6. A Jezajasz do nich powiedział: Tak powiecie waszemu panu: Tak mówi WIEKUISTY: Nie obawiaj się słów, które słyszałeś; którymi Mnie lżyli pachołki asyryjskiego króla.
7. Oto podam mu taką myśl, by gdy usłyszy pewną wieść, powrócił do swego kraju, a wtedy zgubię go mieczem w jego własnym kraju.
8. Tymczasem wrócił Rabszaka i znalazł asyryjskiego króla walczącego przeciwko Libnie; bowiem słyszał, że wyruszył z Lachisz.
9. A gdy usłyszał jak mówiono o etiopskim królu Tyrhaku: Ten wyruszył, aby walczyć przeciwko tobie znowu wysłał posłów do Chiskjasza z tymi słowami:
10. Tak powiecie judzkiemu królowi Chiskjaszowi: Niech cię nie zwodzi twój bóg, któremu ty ufasz, mówiąc: Jeruszalaim nie będzie wydane w moc asyryjskiego króla!
11. Przecież słyszałeś, co królowie asyryjscy uczynili wszystkim ziemiom; jak je zniszczyli!

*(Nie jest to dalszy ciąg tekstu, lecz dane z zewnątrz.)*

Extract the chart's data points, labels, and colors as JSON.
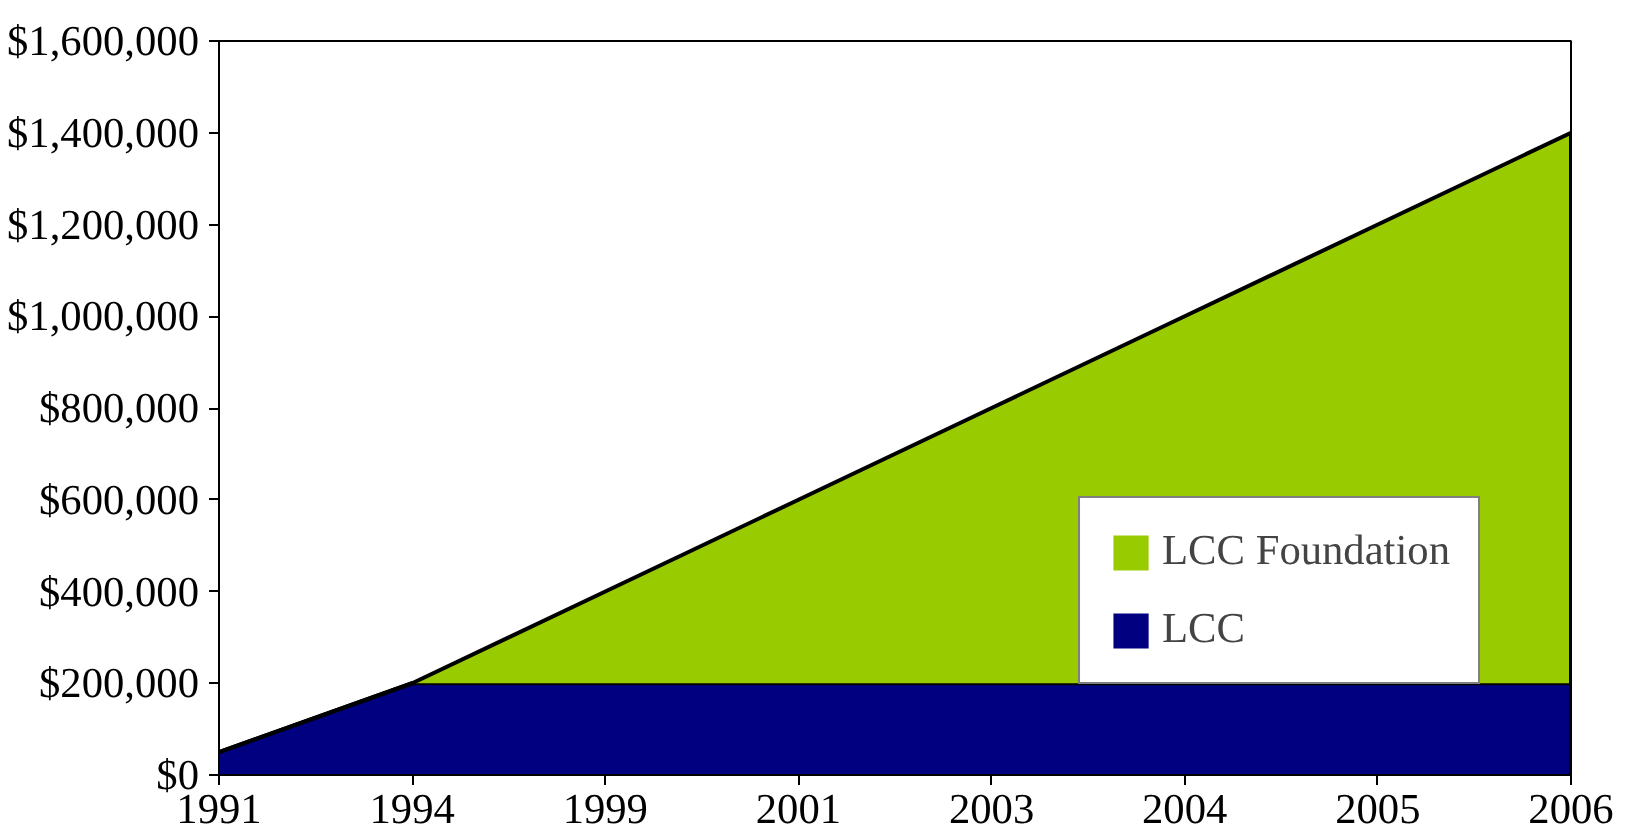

A ty miałbyś być ocalony?
12. Czy bogowie ludów ocalili te, co zniszczyli moi ojcowie: Gozan, Haran, Recef oraz synów Edenu, którzy mieszkali w Telassar?
13. Gdzie jest król Chamathu, król Arpadu, król miasta Sefarwaim, Hena i Iwwa?
14. Zatem Chiskjasz wziął z ręki posłów list, przeczytał go, wszedł do Przybytku WIEKUISTEGO, i Chiskjasz rozwinął go przed WIEKUISTYM.
15. Nadto Chiskjasz modlił się do WIEKUISTEGO, mówiąc: WIEKUISTY, Boże Israela, który zasiadasz nad cherubami! Ty sam jeden jesteś Bogiem wszystkich królestw ziemi; Ty stworzyłeś niebiosa i ziemię.